Действительно, появился Раму с плетеным камышевым стулом на голове; но хозяин был так занят сахибом, что ничего не замечал, пока мальчик не задел его сзади стулом.
— Как себя чувствует ваша жена? — спросил де ля Хавр. Вежливость Шаши Бхушана не могла скрыть растерянности и неловкости человека, который всей душой желал бы угодить, но не знает, как это сделать.
— Даи[28] говорит, что ребенок родится часа через два-три, сэр, — ответил Шаши Бхушан. — Она не отходит от роженицы.
— Она настоящая акушерка? — спросил де ля Хавр. Он уже подозревал, что это была простая бабка и что в таком случае ни сам Шаши Бхушан, ни тем более обе женщины не захотят, чтобы он присутствовал при родах. Наверно, Шаши Бхушан потому и не выходил так долго. Его догадки подтверждали непрекращающаяся возня, шум и приглушенный говор во внутренних комнатах. Де ля Хавру говорили, что индийские женщины, не в пример своим европейским сестрам, не допускают, чтобы мужчина-доктор принимал у них роды.
— Да, сэр, она принимала у меня обоих детей.
Де ля Хавр не знал, стоит ли настаивать на том, чтобы ему показали роженицу, или лучше просто вежливо откланяться и уйти, потому что по тону Шаши Бхушана было ясно, что присутствие европейца нежелательно. Может быть, индийские дай не так уж плохи, несмотря на все, что он о них слышал? Но любопытство и чувство профессионального долга взяли верх; он, во всяком случае, должен осмотреть роженицу.
— Не хотите ли присесть, сэр? — предлагал Шаши Бхушан, — слуга сейчас подаст чай; мне хочется угостить вас сластями, которые делают в нашей стране.
— Спасибо, я попробую ваше печенье потом, — отказался де ля Хавр, — а сейчас я хотел бы осмотреть миссис Бхаттачарья.
— Сэр, — с дрожью в голосе возразил Шаши Бхушан, поставленный перед дилеммой, которую он был не в силах разрешить, — простите, сэр, но у меня там не прибрано.
Однако Шаши Бхушан не мог устоять перед пристальным взглядом де ля Хавра. Он опустил голову и, приподняв занавеску, молчаливым жестом пригласил доктора войти. Длительная служба у сахибов давным-давно превратила в угодливость его врожденную любезность.
В помещении раздался крик ужаса, и у де ля Хавра заскребло на сердце — как бы его посещение не ухудшило положение больной, вместо того чтобы принести ей пользу.

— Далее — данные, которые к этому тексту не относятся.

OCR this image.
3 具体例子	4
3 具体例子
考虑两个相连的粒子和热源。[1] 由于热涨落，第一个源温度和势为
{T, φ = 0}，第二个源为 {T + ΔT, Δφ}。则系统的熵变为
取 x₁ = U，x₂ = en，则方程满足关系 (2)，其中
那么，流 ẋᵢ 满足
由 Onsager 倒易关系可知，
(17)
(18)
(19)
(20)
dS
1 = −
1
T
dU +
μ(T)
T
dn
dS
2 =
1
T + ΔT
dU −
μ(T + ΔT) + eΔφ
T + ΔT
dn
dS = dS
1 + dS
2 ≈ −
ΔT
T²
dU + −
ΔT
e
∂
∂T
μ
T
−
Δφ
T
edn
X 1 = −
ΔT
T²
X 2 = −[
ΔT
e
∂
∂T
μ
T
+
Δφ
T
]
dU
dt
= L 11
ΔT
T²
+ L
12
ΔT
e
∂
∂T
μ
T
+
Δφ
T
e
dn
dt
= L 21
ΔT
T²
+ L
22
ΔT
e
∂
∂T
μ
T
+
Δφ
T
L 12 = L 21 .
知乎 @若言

Оказалось, что весь шум исходил от повивальной бабки: она выбежала из комнаты и, стоя на маленькой веранде возле кухни, в отчаяньи, воздев к небу руки, вопила что-то на своем языке.
Шаши Бхушан прикрикнул на нее и оттолкнул в сторону. Де ля Хавр знал, что своим вторжением оскверняет кухню и дом, но, махнув рукой на все сомнения, решительно перешагнул порог комнаты.
Все помещение было наполнено дымом от какого-то пахучего снадобья — волны его, подобно туману, застилали все предметы в комнате. Младший сын хозяина громко заплакал, двое других, завидя доктора, разбежались по углам, как мышата.
— Это горит священный тап, сэр, — пояснил Шаши Бхушан, — старая дай очень суеверна и настояла, чтобы мы его зажгли.
Де ля Хавру пришлось однажды вдыхать этот одуряющий запах на приеме у теософической леди Льютенс, но как в особняке на Вигмор-стрит, так и тут он почувствовал легкую тошноту. Остановившись на пороге спальни со шлемом в руке, он вглядывался в облако дыма, отыскивая глазами больную. Наконец он разглядел кровать, но она была пуста.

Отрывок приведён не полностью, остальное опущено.